The first grant will go toward genome-wide associated studies aimed at discovering genetic factors affecting allergic disease risk, assessing gene-environment interactions, and treatment responses. 23andMe's research cohort, it said, includes more than 25,000 individuals with one or more allergies; more than 8,000 patients diagnosed with asthma; and more than 5,000 patients with eczema. More than 100,000 individuals will be used as controls for the study.
"This grant will enable 23andMe to effectively partner with leading experts and researchers in the genetics of asthma and allergies," David Hinds, principal scientist at 23andMe, said in a statement. "Top experts will work together and with our dataset seeking to discover genetic variants associated with allergies and asthma."
Another grant will be used by the company to investigate error rates from next-generation sequencing technologies with the goal of defining data quality metrics and technical specifications to support 23andMe's sequencing-based Personal Genome Service.
The firm will investigate the accuracy of technology used to sequence 150 exomes, including 50 new exomes being sequenced for the project, and 100 whole genomes. 23andMe Founding Scientist Brian Naughton will serve as principal investigator on the project, overseeing the sequencing of 50 exomes known to carry disease-associated variants.
The project will try to build a pipeline for NGS annotation using stringent quality control based on genotyping array and Sanger sequencing data, as well as manually curated data from human genetics literature and computational analysis of variants of unknown significance, the company said.
The third project seeks to develop tools to build out 23andMe's database.
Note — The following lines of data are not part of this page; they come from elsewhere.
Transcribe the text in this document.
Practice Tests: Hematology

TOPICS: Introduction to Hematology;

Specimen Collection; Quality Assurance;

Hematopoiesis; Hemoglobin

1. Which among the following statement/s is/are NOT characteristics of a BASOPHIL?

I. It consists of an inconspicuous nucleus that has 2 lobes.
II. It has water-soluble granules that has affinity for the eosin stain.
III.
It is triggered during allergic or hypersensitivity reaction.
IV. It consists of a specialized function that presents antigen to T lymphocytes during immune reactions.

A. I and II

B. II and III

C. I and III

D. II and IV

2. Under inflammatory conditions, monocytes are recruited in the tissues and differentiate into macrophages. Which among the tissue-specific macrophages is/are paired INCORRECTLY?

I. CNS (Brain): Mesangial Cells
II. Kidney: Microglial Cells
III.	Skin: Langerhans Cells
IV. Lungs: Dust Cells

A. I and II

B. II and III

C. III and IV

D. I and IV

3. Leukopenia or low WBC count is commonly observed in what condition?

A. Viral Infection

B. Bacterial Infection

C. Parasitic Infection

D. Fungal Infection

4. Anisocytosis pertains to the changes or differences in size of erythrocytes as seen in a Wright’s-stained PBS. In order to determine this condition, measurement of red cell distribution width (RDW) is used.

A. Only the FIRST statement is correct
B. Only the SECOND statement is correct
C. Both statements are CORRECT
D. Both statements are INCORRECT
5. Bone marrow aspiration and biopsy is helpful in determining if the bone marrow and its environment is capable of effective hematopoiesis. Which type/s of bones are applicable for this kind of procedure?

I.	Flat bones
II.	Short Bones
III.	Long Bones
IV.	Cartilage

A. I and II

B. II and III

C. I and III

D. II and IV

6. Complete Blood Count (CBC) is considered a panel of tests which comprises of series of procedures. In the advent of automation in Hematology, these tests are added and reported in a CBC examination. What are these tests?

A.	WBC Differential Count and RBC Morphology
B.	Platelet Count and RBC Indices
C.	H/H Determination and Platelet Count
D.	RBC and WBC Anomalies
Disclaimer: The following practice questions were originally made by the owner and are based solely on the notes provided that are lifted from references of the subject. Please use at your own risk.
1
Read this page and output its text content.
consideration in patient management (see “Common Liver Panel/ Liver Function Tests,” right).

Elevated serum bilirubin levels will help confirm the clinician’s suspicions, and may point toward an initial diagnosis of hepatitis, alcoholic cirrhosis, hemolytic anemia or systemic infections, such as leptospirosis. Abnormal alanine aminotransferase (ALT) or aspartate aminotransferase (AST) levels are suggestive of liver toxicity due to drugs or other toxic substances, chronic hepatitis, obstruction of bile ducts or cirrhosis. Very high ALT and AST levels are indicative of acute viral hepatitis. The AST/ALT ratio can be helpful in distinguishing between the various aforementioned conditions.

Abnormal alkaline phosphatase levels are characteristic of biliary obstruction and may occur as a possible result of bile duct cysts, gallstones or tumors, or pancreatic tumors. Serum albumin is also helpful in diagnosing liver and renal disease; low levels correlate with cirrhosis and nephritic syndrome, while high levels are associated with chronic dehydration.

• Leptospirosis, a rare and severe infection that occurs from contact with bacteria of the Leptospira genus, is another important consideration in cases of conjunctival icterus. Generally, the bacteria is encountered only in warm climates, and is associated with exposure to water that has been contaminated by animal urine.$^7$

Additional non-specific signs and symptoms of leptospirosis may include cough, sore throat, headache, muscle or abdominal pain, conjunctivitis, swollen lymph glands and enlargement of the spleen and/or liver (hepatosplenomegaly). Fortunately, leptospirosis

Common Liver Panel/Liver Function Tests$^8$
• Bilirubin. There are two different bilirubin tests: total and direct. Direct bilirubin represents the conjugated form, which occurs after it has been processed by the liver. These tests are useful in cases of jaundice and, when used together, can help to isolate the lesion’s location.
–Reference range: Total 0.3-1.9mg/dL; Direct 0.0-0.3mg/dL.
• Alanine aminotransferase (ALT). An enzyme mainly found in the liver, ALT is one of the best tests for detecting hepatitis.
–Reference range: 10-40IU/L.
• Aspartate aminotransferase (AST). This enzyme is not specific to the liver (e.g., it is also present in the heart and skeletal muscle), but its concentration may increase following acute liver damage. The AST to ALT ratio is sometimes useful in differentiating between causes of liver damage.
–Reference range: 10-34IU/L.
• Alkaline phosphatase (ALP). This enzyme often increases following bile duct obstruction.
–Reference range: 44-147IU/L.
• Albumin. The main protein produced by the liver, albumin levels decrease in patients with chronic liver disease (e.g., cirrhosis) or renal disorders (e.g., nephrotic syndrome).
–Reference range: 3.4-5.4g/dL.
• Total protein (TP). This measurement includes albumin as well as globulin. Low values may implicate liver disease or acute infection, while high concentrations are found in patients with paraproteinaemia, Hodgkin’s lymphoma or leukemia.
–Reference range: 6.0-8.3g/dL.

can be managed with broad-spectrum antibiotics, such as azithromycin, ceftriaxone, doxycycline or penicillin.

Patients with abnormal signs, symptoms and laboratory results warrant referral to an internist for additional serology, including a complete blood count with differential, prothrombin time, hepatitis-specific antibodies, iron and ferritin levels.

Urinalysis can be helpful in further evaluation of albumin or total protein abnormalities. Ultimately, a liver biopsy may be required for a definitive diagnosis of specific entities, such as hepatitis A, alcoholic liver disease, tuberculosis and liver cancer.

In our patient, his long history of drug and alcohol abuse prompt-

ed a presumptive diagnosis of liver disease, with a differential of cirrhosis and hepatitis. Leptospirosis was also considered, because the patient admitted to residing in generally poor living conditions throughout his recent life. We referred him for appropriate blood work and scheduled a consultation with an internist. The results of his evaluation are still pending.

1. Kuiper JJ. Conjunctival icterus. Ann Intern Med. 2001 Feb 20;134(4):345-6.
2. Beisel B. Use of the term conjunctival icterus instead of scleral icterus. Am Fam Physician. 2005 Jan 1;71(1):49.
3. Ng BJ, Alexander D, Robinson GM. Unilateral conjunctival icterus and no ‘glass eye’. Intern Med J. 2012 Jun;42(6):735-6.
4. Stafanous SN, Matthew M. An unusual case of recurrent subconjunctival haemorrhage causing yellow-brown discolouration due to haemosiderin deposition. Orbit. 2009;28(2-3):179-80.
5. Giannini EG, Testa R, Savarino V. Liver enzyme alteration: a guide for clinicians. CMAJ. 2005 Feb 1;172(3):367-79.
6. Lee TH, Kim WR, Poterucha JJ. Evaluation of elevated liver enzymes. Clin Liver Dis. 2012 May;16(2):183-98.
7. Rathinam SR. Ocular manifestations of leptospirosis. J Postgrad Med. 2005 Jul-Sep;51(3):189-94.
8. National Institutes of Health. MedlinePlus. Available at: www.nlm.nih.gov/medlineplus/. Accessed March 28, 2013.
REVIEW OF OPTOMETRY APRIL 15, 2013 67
Led by principal investigator Nicholas Eriksson, it will measure and improve the reliability of self-reported data, and analyze and organize survey responses for hundreds of new traits.
The project also will extract more robust data "to demonstrate the feasibility of the web-based approach to studying a broad range of conditions," 23andMe said, adding it "will establish the foundation for development of new surveys and data collection tools to support longitudinal studies and prepare for the depth of genetic data associated with whole-genome sequencing."
Eriksson said that the research engine will enhance not only 23andMe's research outcomes but the value of research data from the company's clinical and pharmaceutical partners used to identify the causes and diagnoses of and treatments for genetically-based illnesses. The project, he said, will "accelerate the translational process of moving research discoveries to practical applications for patients."